Chapter 9. From the ‘Unfinished Revolution’ to the ‘Defence of the Revolution’: Framing the Transition in Austerity-Era Portugal

This chapter analyses how political actors from ‘the arc of opposition’, particularly social movements, trade unions and left-wing political parties mobilised the memory of the Revolution in Portugal during the country’s ‘years of austerity’ between 2010 and 2015—a period when, under the direction of the troika (EU–ECB–IMF) of international lenders, Portuguese governments embarked on a series of spending cuts and supply-side reforms in the context of economic crisis and high unemployment. It proposes that three framings of transition emerged particularly strongly across the period: (i) as a tool to shape collective political identities and their legitimacy; (ii) by articulating a series of rights and institutions as ‘conquests of the revolution’ now under threat; and finally (iii) by framing the work of the revolution as ‘unfinished’, i.e. requiring an overhaul of existing institutions.

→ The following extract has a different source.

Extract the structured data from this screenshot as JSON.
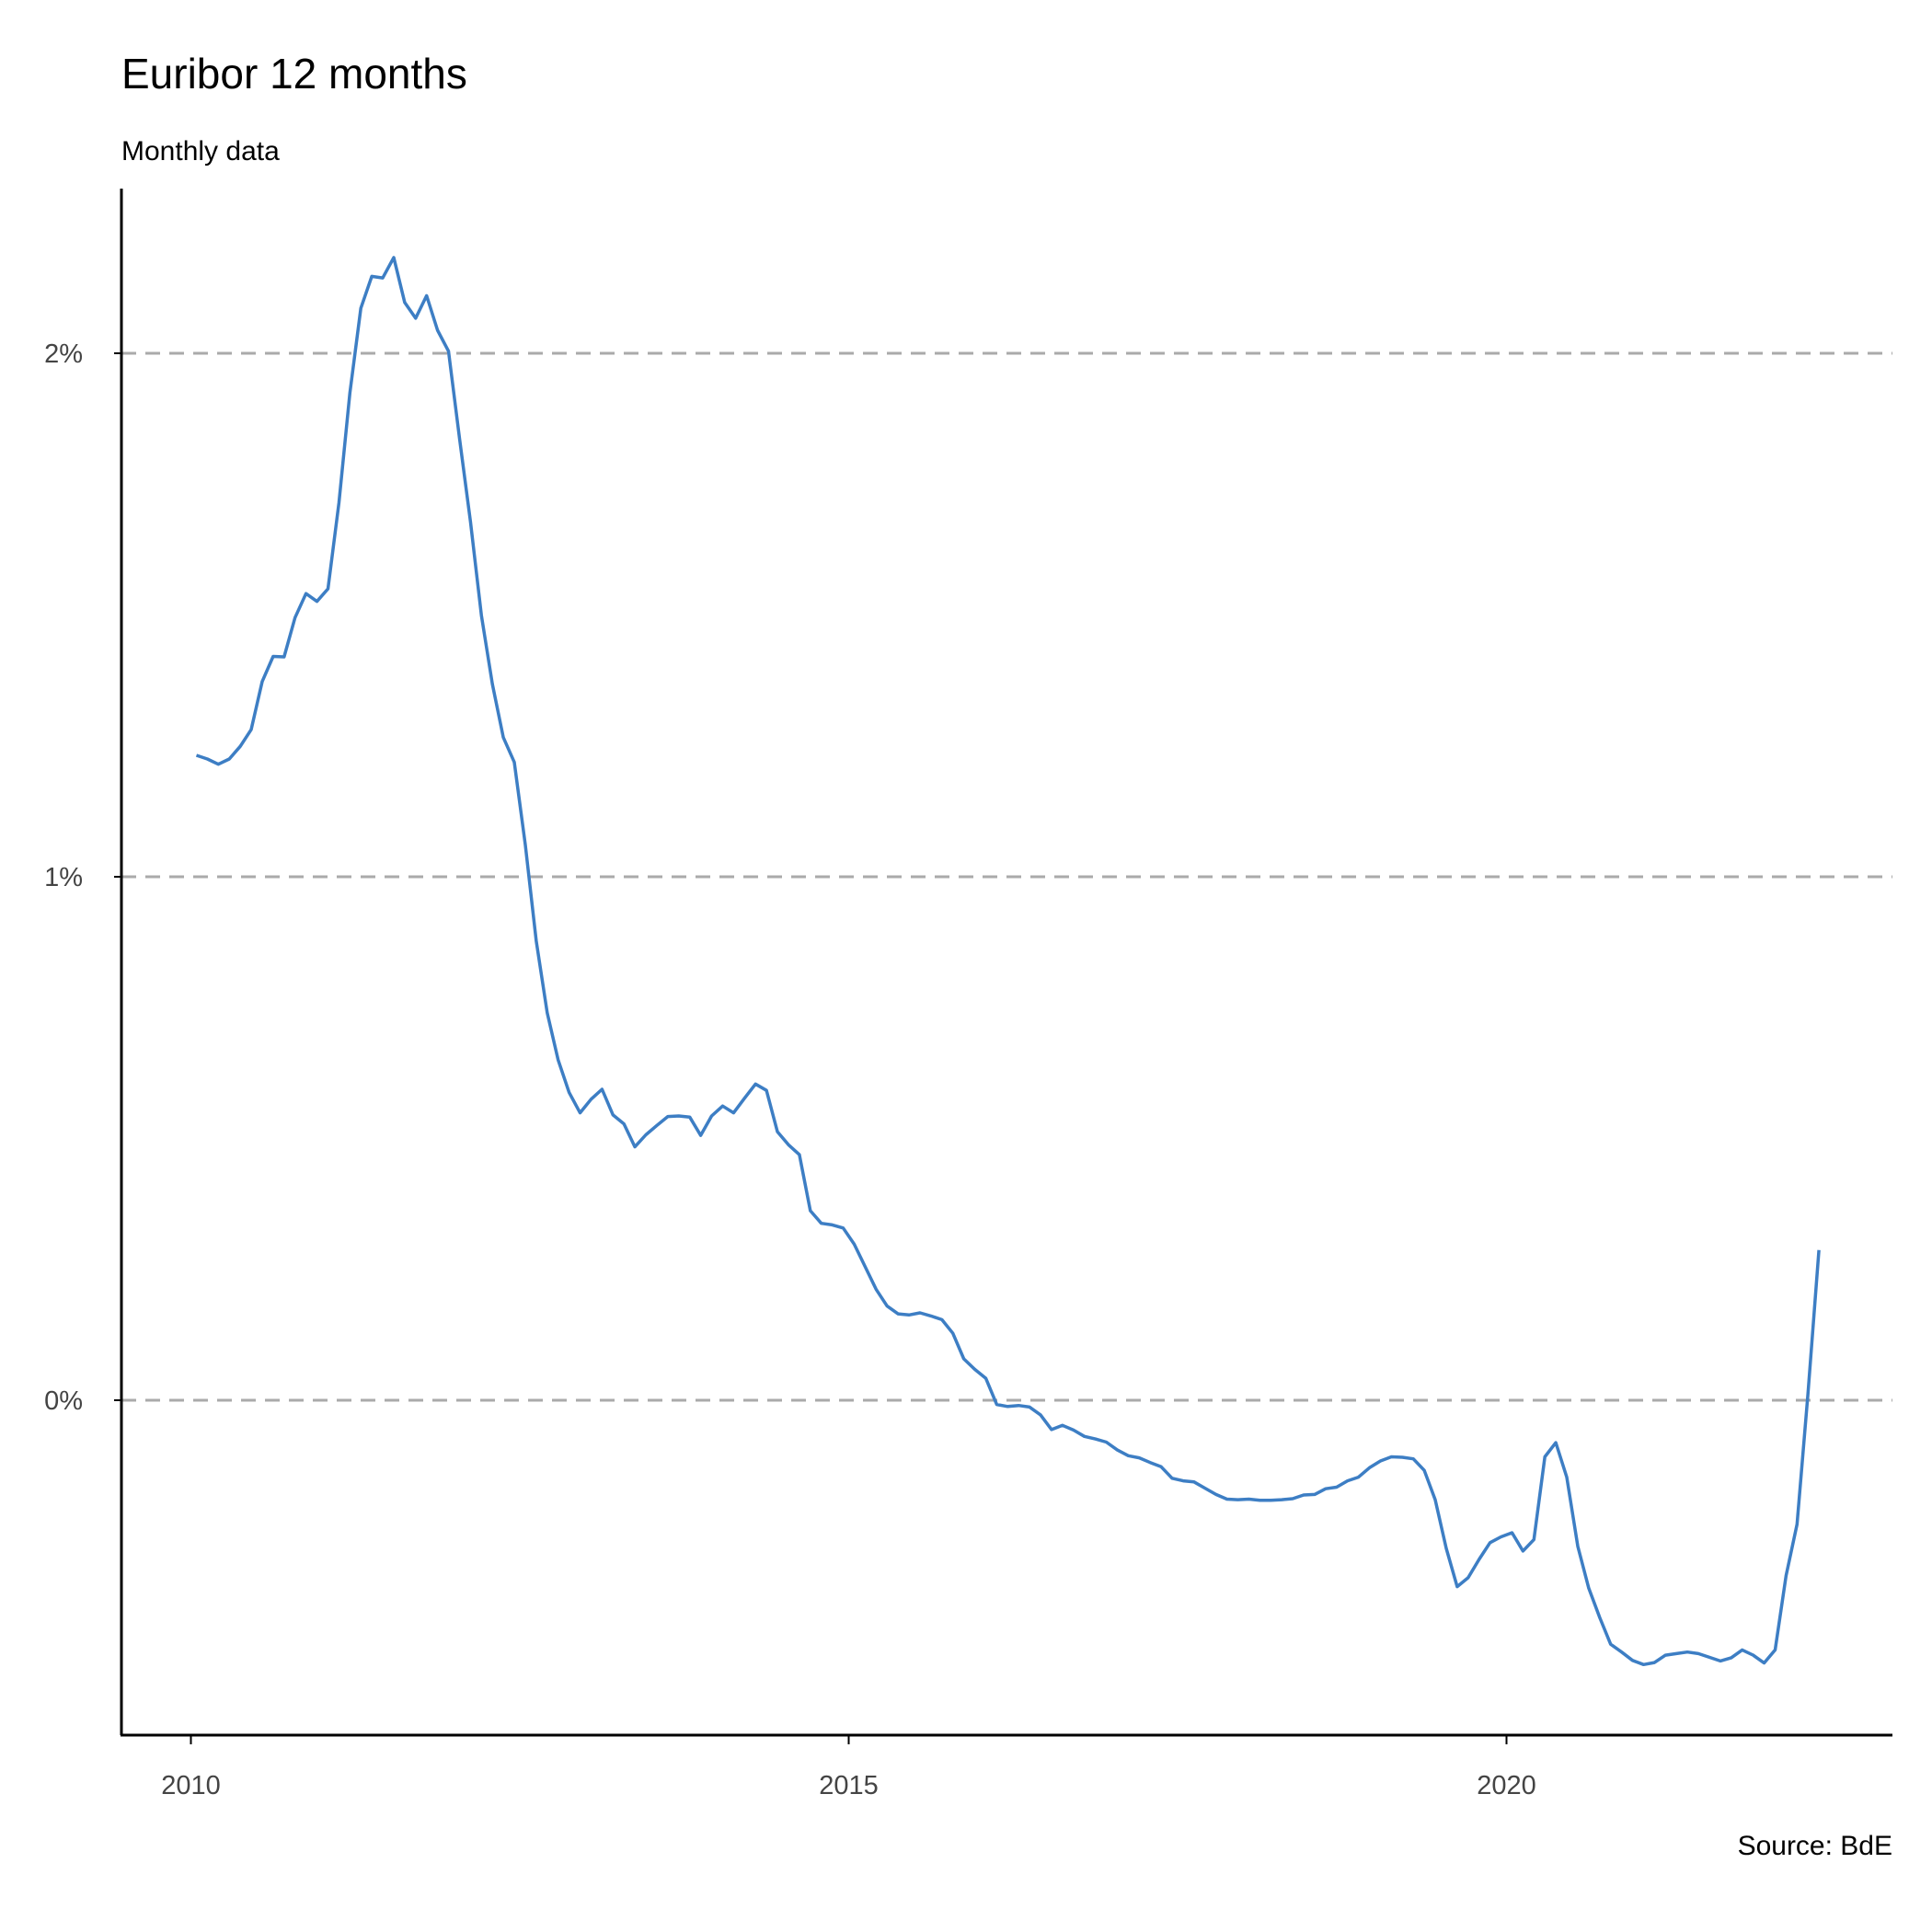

These framings were used at different points by a number of actors, and their weight across opposition evolved over the period. This chapter concludes by exploring the causes of the dynamic use of such frames, and their consequences for political developments in Portugal.
Tiago Carvalho, Pedro Ramos Pinto

Chapter 10. How National Histories Shaped the Politics of Crisis: South European Contrasts

This chapter outlines several fundamental crisis-era contrasts between the southern European cases of Portugal, Spain and Greece, arguing that the prior divergence in their national political histories—especially during the region’s transitions to democracy in the 1970s—largely accounts for the pattern of variation. Both in the road to crisis and in the handling of its effects, the countries of southern Europe have followed markedly different trajectories that are reflective of forms of political practice rooted in the democratisation pathways which initiated the ultimately global “Third Wave”. The chapter argues that large cross-case differences in the pathway followed to democracy in the 1970s—alongside several crucial “critical antecedents” in the countries’ political histories—put in place enduring differences in predominant forms of political life, a pattern of dissimilarity that has manifested itself with special clarity in the nature and place of public protest in democracy’s institutionally recognized “conversation”.
Robert M. Fishman



Chapter 11. A Transnational Epilogue

This chapter sums up the aims and findings of the book. As some authors have underlined, the struggle for the memory is a fight for the future, with long-lasting consequences for the political, cultural and economic fields. With its special focus on the evolution of the memory of transitions, the legacy of European values, and the impact of visions of the past on new grassroots movements and political actors, this volume seeks to describe the way these issues have been perceived over time. The present contribution further promotes a transnational comparison, providing some clues about the interrelatedness between the in-depth descriptions of distinct national case studies. Whereas the underlying similarities have been dealt with in the introduction, here the focus is more on the emerging differences between Spain, Greece and Portugal.